В воскресенье в церкви очень мало прихожан, потому что город завален снегом. Пусть алтарник и прокопал дорожку через кладбище ко входу в церковь, но к ней со всех сторон ведет множество тропинок, утопающих в глубокой белизне, в которой никто и ничто не сможет двигаться без помех и только птицы тщетно высматривают темные прогалины.
Лили помнит, как снег пластами, будто глазурь с пирога, падал с пихт на пути в Свэйти, и погода ее не пугает. Она просто накидывает на голову шерстяную шаль и в очередной раз идет в церковь. Подол ее пальто намокает и становится тяжелым, но выбеленный церковный дворик кажется ей красивым: снег все уравнивает и смягчает. Она наклоняется и, зачерпнув горсточку снега, отправляет ее в рот и вспоминает вкус щербета и песни Нелли на морозе.

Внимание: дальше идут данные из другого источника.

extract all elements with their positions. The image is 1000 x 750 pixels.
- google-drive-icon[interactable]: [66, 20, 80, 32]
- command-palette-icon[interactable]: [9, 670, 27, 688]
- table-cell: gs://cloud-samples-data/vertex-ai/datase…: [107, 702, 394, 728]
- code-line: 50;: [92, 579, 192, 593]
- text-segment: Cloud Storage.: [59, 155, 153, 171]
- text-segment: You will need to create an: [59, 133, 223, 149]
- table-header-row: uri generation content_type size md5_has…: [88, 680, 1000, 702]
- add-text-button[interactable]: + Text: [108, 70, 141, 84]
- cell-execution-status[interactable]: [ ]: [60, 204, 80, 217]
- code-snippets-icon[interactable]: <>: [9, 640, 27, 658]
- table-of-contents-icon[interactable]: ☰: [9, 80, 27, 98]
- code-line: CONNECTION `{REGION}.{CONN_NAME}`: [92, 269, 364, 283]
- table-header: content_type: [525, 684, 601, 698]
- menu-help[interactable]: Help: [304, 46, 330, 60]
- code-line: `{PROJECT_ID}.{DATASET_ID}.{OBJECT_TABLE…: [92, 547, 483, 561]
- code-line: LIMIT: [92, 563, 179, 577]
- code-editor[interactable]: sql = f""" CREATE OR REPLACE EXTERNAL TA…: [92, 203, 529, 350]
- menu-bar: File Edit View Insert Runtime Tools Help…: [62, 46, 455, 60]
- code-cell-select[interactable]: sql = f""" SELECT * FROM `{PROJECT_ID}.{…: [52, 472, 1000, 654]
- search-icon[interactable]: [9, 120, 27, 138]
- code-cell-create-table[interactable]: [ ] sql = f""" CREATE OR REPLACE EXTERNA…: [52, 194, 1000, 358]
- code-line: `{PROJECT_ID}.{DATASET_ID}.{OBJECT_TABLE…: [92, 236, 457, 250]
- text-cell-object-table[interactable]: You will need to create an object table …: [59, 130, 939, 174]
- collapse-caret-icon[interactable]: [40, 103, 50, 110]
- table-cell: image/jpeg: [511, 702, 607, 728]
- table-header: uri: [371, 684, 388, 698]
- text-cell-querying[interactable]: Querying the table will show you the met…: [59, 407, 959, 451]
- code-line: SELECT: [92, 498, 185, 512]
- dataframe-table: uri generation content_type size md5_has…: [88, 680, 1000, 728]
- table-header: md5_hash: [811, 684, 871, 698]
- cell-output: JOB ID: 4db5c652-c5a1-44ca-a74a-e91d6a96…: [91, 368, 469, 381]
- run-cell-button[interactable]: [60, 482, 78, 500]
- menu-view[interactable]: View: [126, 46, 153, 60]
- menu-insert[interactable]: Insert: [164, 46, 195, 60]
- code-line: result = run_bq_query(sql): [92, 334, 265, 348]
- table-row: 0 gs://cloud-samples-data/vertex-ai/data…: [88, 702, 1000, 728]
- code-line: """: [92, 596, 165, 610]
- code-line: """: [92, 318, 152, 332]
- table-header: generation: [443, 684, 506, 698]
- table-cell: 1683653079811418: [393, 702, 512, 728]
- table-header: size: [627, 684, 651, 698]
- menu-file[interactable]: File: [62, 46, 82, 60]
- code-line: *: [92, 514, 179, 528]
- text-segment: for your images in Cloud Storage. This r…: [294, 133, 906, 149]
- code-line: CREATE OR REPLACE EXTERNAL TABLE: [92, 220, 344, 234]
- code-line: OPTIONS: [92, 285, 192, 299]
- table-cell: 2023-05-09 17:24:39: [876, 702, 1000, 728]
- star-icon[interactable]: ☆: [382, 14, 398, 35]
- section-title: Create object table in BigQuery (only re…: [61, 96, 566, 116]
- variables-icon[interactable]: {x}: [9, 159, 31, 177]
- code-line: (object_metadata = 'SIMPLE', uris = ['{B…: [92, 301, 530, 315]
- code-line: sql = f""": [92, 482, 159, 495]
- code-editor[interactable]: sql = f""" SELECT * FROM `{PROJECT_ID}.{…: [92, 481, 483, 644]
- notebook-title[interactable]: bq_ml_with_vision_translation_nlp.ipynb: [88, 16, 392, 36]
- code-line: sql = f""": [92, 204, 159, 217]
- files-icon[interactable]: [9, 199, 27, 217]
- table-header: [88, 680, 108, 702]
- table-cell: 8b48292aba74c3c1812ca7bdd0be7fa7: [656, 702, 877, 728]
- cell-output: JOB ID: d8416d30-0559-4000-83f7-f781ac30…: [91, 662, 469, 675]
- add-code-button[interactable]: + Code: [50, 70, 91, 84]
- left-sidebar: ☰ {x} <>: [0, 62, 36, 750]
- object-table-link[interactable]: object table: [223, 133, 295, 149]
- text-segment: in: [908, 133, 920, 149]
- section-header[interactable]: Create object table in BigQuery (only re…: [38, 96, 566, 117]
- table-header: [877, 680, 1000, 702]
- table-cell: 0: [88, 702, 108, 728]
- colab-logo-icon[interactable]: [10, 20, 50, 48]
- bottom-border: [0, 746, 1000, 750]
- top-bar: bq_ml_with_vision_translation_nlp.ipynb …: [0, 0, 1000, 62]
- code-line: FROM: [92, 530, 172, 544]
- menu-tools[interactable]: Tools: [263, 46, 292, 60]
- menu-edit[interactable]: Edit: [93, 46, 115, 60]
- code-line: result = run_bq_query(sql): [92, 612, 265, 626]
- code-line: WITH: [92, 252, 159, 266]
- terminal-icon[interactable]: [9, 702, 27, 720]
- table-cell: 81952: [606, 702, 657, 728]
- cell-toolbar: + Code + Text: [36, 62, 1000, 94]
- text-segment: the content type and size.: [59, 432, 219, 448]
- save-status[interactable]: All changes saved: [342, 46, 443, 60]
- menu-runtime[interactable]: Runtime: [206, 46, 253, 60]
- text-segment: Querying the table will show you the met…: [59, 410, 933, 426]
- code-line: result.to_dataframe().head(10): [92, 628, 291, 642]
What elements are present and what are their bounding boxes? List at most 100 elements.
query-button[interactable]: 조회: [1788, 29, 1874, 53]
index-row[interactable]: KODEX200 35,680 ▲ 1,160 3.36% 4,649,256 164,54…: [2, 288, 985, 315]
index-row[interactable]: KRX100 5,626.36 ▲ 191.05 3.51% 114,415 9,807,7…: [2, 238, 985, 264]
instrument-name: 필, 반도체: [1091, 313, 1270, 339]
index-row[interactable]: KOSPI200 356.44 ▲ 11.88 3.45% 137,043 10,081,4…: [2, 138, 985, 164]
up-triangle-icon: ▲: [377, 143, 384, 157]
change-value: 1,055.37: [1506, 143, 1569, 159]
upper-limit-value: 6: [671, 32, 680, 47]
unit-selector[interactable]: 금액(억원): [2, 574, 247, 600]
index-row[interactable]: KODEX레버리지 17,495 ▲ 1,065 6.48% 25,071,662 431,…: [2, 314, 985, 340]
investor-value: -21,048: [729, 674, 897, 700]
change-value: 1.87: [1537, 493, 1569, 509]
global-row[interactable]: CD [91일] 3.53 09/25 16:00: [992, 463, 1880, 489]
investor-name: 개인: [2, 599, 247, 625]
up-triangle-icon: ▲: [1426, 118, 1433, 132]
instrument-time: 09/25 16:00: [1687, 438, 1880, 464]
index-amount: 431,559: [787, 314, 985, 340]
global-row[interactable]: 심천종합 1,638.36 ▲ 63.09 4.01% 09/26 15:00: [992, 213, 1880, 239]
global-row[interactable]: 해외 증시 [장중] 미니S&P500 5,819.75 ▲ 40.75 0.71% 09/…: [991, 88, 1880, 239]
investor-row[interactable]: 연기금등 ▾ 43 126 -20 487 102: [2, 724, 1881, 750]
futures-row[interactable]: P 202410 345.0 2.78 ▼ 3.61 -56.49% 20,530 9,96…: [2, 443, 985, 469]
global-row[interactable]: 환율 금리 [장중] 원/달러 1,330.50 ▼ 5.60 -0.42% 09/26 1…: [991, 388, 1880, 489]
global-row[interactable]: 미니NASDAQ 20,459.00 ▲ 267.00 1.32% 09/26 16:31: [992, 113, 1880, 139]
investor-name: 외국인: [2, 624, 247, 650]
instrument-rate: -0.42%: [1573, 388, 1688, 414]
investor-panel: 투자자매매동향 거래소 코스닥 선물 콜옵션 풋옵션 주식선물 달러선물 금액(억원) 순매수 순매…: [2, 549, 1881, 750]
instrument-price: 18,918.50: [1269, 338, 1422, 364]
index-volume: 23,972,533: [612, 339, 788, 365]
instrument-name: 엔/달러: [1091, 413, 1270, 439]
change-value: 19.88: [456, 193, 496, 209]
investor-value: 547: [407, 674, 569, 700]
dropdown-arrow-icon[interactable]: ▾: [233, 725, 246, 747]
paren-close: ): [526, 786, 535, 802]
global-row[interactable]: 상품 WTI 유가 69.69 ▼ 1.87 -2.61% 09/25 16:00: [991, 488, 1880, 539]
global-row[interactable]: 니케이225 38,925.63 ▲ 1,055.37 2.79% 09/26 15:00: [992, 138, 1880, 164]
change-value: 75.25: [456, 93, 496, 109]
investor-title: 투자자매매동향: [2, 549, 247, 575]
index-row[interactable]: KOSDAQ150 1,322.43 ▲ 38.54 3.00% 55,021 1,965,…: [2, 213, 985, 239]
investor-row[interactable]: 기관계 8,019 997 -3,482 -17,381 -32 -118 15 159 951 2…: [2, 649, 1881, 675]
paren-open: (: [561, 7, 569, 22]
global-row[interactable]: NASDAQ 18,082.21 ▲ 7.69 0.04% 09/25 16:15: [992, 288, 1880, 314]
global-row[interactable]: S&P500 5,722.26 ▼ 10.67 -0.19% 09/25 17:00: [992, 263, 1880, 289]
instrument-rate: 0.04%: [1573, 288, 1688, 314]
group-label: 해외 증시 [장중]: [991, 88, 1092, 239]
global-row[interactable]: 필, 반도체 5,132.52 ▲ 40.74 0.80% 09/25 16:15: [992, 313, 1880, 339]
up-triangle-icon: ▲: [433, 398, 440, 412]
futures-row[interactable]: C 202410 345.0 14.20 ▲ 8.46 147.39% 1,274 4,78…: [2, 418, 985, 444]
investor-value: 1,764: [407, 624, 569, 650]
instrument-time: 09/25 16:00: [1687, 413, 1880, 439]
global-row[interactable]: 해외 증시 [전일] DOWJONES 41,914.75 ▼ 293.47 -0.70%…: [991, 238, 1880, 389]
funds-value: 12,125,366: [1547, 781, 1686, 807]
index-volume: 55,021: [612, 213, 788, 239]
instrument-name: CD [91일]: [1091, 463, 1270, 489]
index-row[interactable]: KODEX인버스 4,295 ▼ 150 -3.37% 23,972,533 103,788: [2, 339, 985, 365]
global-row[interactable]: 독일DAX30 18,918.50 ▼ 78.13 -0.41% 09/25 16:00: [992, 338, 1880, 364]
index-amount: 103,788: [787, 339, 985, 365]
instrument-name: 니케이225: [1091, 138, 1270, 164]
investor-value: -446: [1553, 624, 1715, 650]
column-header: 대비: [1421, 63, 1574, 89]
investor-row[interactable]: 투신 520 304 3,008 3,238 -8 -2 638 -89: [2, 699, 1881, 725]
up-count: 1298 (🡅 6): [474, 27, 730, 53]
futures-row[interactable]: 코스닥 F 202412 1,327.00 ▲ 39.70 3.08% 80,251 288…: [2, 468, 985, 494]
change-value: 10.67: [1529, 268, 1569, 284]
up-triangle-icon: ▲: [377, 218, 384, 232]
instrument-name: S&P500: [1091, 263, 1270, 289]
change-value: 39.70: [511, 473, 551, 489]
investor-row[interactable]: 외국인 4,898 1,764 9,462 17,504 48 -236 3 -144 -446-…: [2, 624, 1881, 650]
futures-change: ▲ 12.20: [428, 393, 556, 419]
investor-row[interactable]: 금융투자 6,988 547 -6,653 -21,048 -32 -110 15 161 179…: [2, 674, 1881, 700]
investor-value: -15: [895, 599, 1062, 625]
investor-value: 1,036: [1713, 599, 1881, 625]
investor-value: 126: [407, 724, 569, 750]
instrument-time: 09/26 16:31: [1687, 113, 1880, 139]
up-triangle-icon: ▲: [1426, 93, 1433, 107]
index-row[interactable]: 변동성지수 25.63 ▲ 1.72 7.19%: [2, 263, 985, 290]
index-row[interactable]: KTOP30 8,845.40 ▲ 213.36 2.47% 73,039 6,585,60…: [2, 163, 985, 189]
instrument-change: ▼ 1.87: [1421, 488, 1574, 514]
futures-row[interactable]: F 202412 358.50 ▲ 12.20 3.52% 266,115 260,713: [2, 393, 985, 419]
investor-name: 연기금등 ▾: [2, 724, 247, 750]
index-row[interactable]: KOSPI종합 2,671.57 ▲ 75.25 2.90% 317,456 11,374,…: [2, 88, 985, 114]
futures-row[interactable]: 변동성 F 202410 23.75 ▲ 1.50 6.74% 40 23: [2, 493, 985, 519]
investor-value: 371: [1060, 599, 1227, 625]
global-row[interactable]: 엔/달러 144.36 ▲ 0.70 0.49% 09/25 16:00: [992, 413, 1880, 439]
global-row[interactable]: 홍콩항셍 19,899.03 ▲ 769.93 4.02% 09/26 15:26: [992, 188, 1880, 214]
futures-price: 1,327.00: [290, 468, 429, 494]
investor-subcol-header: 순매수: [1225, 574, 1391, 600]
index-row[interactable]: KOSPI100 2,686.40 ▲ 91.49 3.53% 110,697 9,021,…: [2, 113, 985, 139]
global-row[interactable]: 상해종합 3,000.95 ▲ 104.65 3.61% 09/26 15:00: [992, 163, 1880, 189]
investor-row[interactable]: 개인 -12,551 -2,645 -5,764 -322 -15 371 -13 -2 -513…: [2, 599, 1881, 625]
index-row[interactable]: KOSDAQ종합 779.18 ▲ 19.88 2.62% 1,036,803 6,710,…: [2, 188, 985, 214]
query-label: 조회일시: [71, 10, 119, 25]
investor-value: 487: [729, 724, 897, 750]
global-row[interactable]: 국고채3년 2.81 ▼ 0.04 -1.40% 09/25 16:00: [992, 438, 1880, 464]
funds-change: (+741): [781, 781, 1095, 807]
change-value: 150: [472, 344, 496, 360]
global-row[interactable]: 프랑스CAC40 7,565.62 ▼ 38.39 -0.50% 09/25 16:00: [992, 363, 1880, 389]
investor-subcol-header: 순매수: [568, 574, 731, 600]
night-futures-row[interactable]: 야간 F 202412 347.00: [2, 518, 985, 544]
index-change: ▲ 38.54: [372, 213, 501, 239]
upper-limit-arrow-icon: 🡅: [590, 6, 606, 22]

Она заходит в церковь, склоняет голову, а затем бросает взгляд вверх, на свой любимый витраж, изображающий сеятеля с корзиной кукурузного зерна. Ей нравятся его сильные мускулистые ноги, виднеющиеся из-под рабочего кафтана, и мягкий жест его руки. Птицы парят над ним, золотистые в утреннем свете.
Она проходит вперед по нефу к скамье, где всегда сидит – в пятом ряду. Становится на колени и молится о том, чтобы незнакомец вернулся вопреки непогоде, и, поднявшись на ноги, оборачивается, уже зная, что он здесь. Разумеется, он смотрит на нее, и сейчас, впервые за все время, она не отводит глаз. Она видит, что он довольно зауряден внешне, темные волосы уже редеют на висках, галстук повязан небрежно, но лицо чисто выбрито и выглядит открытым, а глаза большие и пристально смотрят на нее.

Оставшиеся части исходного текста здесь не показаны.